5 comments op “Eurostar breakdown leaves 700 passengers stranded for seven hours”

Roland Bol|01.12.23|15:10

“The cross-Channel high-speed operators explained that the complex situation required adherence to safety procedures”
It would seem that the risk analysis has failed to analyse the risks associated with people being locked up in a train for 3, 4, 5, 6, 7 hours. Now it was getting cold, in the summer it would be hot. Do the analysis, determine a deadline for evacuating a powerless train, and adapt safety procedures so that they meet the deadline. Accept the cost, like an engineer on duty.

martin Doherty|02.12.23|13:23

Demonstrates the usual cynical lack of concern for the passenger-there needs to be a radical re-think

Johannes Neumayer|04.12.23|19:17

Safety procedures are always an easy excuse for any incompetence. Evacuating a train outside of a tunnel is not easy but still very feasible.
If Eurostar is not willing « for safety reasons » to do that , then they need to have diesel rescue locos ready.I remember Sncf used to have them , maybe somebody knows wether they still have them?

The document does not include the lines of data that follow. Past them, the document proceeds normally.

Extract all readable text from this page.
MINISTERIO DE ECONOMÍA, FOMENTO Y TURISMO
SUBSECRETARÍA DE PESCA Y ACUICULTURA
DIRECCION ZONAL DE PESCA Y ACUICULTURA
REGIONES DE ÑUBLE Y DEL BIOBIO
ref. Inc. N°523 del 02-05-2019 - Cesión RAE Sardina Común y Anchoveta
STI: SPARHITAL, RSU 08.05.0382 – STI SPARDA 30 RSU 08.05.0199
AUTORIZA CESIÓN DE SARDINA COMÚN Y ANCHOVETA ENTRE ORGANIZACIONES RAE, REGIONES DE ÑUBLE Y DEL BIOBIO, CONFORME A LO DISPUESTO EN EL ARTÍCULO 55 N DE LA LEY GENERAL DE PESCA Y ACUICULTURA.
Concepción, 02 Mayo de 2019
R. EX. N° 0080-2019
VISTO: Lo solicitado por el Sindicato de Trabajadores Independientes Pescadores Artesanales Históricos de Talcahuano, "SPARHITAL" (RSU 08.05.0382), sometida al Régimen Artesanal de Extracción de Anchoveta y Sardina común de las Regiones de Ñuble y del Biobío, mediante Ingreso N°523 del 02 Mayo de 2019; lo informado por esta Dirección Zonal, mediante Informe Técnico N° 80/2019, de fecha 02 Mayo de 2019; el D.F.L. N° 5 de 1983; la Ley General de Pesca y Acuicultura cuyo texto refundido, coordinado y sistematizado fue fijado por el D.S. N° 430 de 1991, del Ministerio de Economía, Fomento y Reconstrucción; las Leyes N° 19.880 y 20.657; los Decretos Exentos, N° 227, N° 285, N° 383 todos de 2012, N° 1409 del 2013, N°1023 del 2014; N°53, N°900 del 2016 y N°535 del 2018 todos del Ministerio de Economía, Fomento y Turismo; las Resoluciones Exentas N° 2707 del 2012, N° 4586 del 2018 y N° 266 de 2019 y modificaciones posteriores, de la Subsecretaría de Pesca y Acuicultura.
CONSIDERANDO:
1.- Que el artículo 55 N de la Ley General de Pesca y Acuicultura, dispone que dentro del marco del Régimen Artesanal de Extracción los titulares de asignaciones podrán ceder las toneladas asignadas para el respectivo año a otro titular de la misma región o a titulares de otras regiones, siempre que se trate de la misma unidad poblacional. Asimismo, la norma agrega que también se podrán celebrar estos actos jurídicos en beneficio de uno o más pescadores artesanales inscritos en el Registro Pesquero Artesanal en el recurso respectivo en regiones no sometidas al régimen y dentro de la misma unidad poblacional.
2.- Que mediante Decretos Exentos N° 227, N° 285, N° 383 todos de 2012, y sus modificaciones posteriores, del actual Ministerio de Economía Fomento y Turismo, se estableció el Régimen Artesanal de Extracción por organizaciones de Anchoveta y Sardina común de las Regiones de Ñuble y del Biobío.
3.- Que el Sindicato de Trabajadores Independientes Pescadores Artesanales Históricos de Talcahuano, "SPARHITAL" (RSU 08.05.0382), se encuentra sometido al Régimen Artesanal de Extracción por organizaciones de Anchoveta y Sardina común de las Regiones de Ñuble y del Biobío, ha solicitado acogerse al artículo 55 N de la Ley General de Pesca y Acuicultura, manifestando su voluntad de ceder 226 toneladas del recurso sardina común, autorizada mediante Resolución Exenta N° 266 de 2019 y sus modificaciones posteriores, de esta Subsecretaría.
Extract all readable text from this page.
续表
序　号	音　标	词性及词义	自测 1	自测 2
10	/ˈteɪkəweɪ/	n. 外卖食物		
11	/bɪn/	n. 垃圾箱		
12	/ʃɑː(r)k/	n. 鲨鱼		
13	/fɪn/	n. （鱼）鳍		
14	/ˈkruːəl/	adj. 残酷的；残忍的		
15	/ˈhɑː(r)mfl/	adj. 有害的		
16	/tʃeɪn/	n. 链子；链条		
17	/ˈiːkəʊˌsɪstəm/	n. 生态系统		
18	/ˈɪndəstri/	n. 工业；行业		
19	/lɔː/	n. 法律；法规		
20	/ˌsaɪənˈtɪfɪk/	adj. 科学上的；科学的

Johannes Neumayer|04.12.23|19:23

Safety procedures are a well known excuse for incompetence. Evacuating a train is not easy but still feasible. If Eurostar is not willing to do so «  for safety reasons » they need to accept having diesel locos ready for rescue. I remember Sncf had some on PSE, but wonder if they still have them.

bönström bönström|07.12.23|01:16

Robustness, redundancy, surplus capacity, thus safety factors, as otherwise, by some reason, uniqely, is not present, in any respect, at railways!
Accordingly – and suboptimal – “optimal maintenance”, now has turned big business at railways…
(A mono structure type electrification, optimal 100 years ago, when steam was shifted out, no longer meets with current market’s “On Time” demand, etc.)
Now a robust, a New Old Railway is needed – and has to be provided for!